When was the last time you took a close look at what drives and motivates your current and potential customers?
Gallup researchers recently noted companies that successfully engage their B2B customers realized 63% lower customer attrition and 50% higher productivity. In 2014 Gallup also showed that the top successful B2C businesses have: 22% lower customer attrition, 27% higher profitability and that business outcomes are strongly linked to B2C customer engagement levels.
While all of this is great, the unfortunate reality is that many companies don't take the time (or don't know how) to figure out what impacts their customers' decisions and satisfaction. It can be difficult sometimes to determine what really drives your client base – but it doesn't have to be.
Buyer personas – a fancy marketing term for fictional representations of your ideal customers – are actually a great way to get in touch with the psychological journey your customer goes on when they interact with your company.
As HubSpot points out, while you may know what your target buyers do, do you know what their specific needs and interests are? Here's the thing about personas – while they may be fictional, they are based on actual data gathered on your ideal customer. They shouldn't be half-baked descriptions based merely off of casual observations or what you think your key customer base should look like.
Here's an example of a cinema-centric buyer persona based off of collated SurveyMe data:
Personas are a combination of data and educated assumptions and their purpose is to help businesses better understand a portion of their key customer demographic. While we can often have an idea of who we want to target, we will be a lot more focused in our efforts if we take the time to analyze data and discover (1) who we attract, (2) who we want to attract and (3) how we meet their needs.
Buyer personas will not answer all of the possible questions that might come up as you engage with your customers, but they will help you understand where your guests are coming from and why they make the decisions that they do.
So, what are some of their benefits?
- Personas help you deliver consistent content that is relevant and useful to customers.
They help you identify with your audience and better solve their problems.
They help you discover who you are attracting and how you can continue to do so.
But, I hear you saying, while those seem useful, they also sound time-consuming.
Well, the great news is – if you're currently using surveys to gather feedback, you already have a pretty good database of, well... data. This means all you need to do is learn how to look at it and combine it with some qualitative research to create your persona.
For example, this past summer SurveyMe conducted a nationwide concession stand survey to discover trends in concession buying at movie theaters. Through asking a series of pointed questions, we uncovered three key groups of movie-goers who influence what is bought at concession stands and how much is spent.

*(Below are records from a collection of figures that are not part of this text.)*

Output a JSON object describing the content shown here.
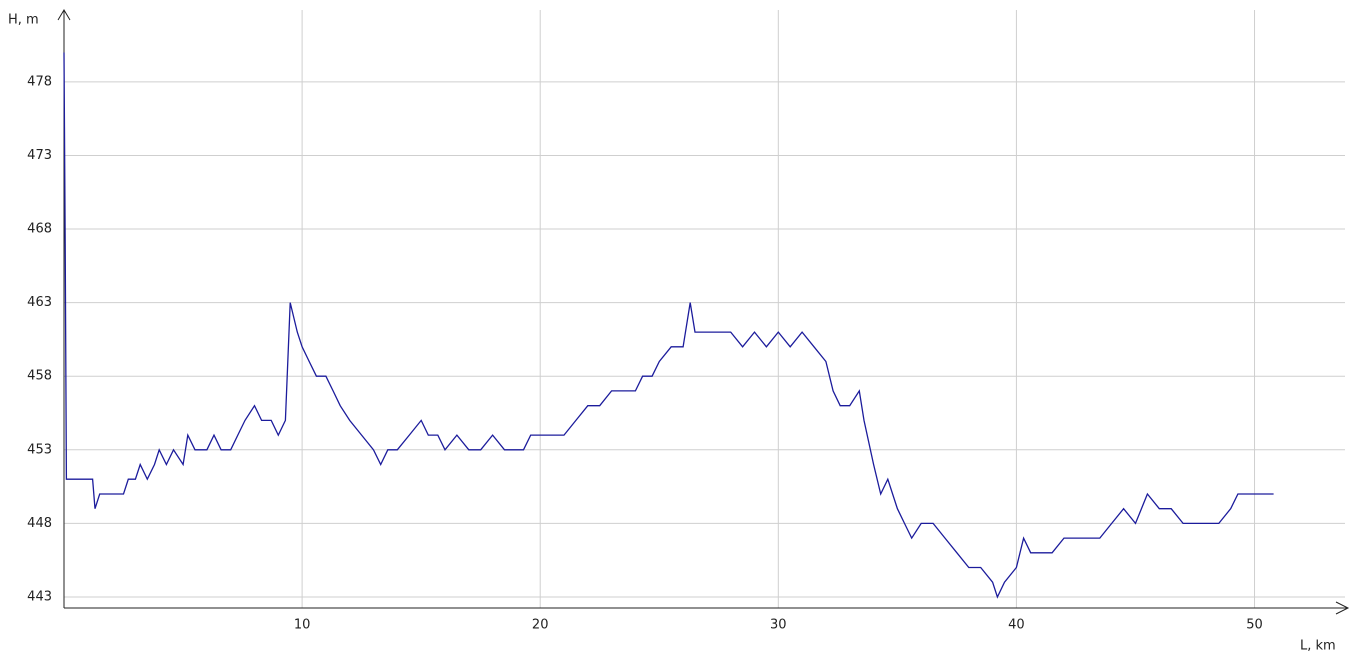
{
  "chart_data": {
    "type": "line",
    "y_label": "H, m",
    "x_label": "L, km",
    "xlim": [
      0,
      53.8
    ],
    "ylim": [
      442.25,
      482.75
    ],
    "xticks": [
      10,
      20,
      30,
      40,
      50
    ],
    "yticks": [
      443,
      448,
      453,
      458,
      463,
      468,
      473,
      478
    ],
    "grid": true,
    "series": [
      {
        "color": "#1c1c9c",
        "x": [
          0,
          0.05,
          0.1,
          1.2,
          1.3,
          1.5,
          2.5,
          2.7,
          3.0,
          3.2,
          3.5,
          3.8,
          4.0,
          4.3,
          4.6,
          5.0,
          5.2,
          5.5,
          6.0,
          6.3,
          6.6,
          7.0,
          7.3,
          7.6,
          8.0,
          8.3,
          8.7,
          9.0,
          9.3,
          9.5,
          9.8,
          10.0,
          10.3,
          10.6,
          11.0,
          11.3,
          11.6,
          12.0,
          12.5,
          13.0,
          13.3,
          13.6,
          14.0,
          14.5,
          15.0,
          15.3,
          15.7,
          16.0,
          16.5,
          17.0,
          17.5,
          18.0,
          18.5,
          19.0,
          19.3,
          19.6,
          20.0,
          21.0,
          21.5,
          22.0,
          22.5,
          23.0,
          23.5,
          24.0,
          24.3,
          24.7,
          25.0,
          25.5,
          26.0,
          26.3,
          26.5,
          27.0,
          28.0,
          28.5,
          29.0,
          29.5,
          30.0,
          30.5,
          31.0,
          31.5,
          32.0,
          32.3,
          32.6,
          33.0,
          33.4,
          33.6,
          34.0,
          34.3,
          34.6,
          35.0,
          35.3,
          35.6,
          36.0,
          36.5,
          37.0,
          37.5,
          38.0,
          38.5,
          39.0,
          39.2,
          39.5,
          40.0,
          40.3,
          40.6,
          41.0,
          41.5,
          42.0,
          42.5,
          43.0,
          43.5,
          44.0,
          44.5,
          45.0,
          45.5,
          46.0,
          46.5,
          47.0,
          47.5,
          48.0,
          48.5,
          49.0,
          49.3,
          49.7,
          50.0,
          50.5,
          50.8
        ],
        "values": [
          480,
          467,
          451,
          451,
          449,
          450,
          450,
          451,
          451,
          452,
          451,
          452,
          453,
          452,
          453,
          452,
          454,
          453,
          453,
          454,
          453,
          453,
          454,
          455,
          456,
          455,
          455,
          454,
          455,
          463,
          461,
          460,
          459,
          458,
          458,
          457,
          456,
          455,
          454,
          453,
          452,
          453,
          453,
          454,
          455,
          454,
          454,
          453,
          454,
          453,
          453,
          454,
          453,
          453,
          453,
          454,
          454,
          454,
          455,
          456,
          456,
          457,
          457,
          457,
          458,
          458,
          459,
          460,
          460,
          463,
          461,
          461,
          461,
          460,
          461,
          460,
          461,
          460,
          461,
          460,
          459,
          457,
          456,
          456,
          457,
          455,
          452,
          450,
          451,
          449,
          448,
          447,
          448,
          448,
          447,
          446,
          445,
          445,
          444,
          443,
          444,
          445,
          447,
          446,
          446,
          446,
          447,
          447,
          447,
          447,
          448,
          449,
          448,
          450,
          449,
          449,
          448,
          448,
          448,
          448,
          449,
          450,
          450,
          450,
          450,
          450
        ]
      }
    ]
  }
}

Based off of this data, and comment questions that we asked, we came up with a set of common characteristics that people in these three demographics displayed.
We were then able to present these personas at various cinema conventions and they were able to take this information and combine it with conversations they had with their clientele. Not only did our buyer personas confirm many behavioral trends that movie-theaters recognized, but they provided insight on what drove those personas to make the decisions that they did.
The key then to creating an affective persona is to talk to your current and prospective clientele, survey them, and then analyze and collate this data. You can also combine this with findings found from your Google Analytics and A/B testing to produce even more robust personas. Not sure what to ask?
Here are some questions to consider as you get started:
What's is the typical demographic of your ideal buyer?
What incentivizes your ideal buyer to interact with you?
What do they value?
These questions are a great jumping off point as you begin creating your survey questions and organizing what is important to your buyer persona.
As you are gathering information to create these personas, this is an ideal time to take advantage of NPS questions (you can take a look at our in-depth NPS guide for more information). Try starting off a survey or interview with: "On a scale of 0-10, how likely are you to recommend us to your friends or family?" This will help you figure out who is promoting your company versus who is detracting from it. Also include a few demographic questions and finish it off with some comment questions that ask "what is ONE thing we can do to make your experience better" and "what is ONE thing we do well?"
The data in the NPS question combined with the answers from the demographic questions will help you discover who your promoters are -- i.e. the customer personas you want to target. Once you have this sorted out, you can then look at the comments they have given you to discover what your key promoting demographics care about and include their quotes in your buyer persona.
The key in all of this is to make your personas as real as possible as they need to fairly represent the person you are trying to attract.
Whether you are in sales, marketing, customer service or account management, understanding who you are engaging with is crucial to the success of your business – and creating buyer personas through the data you've gathered is a simple step that significantly helps the potential growth of your business.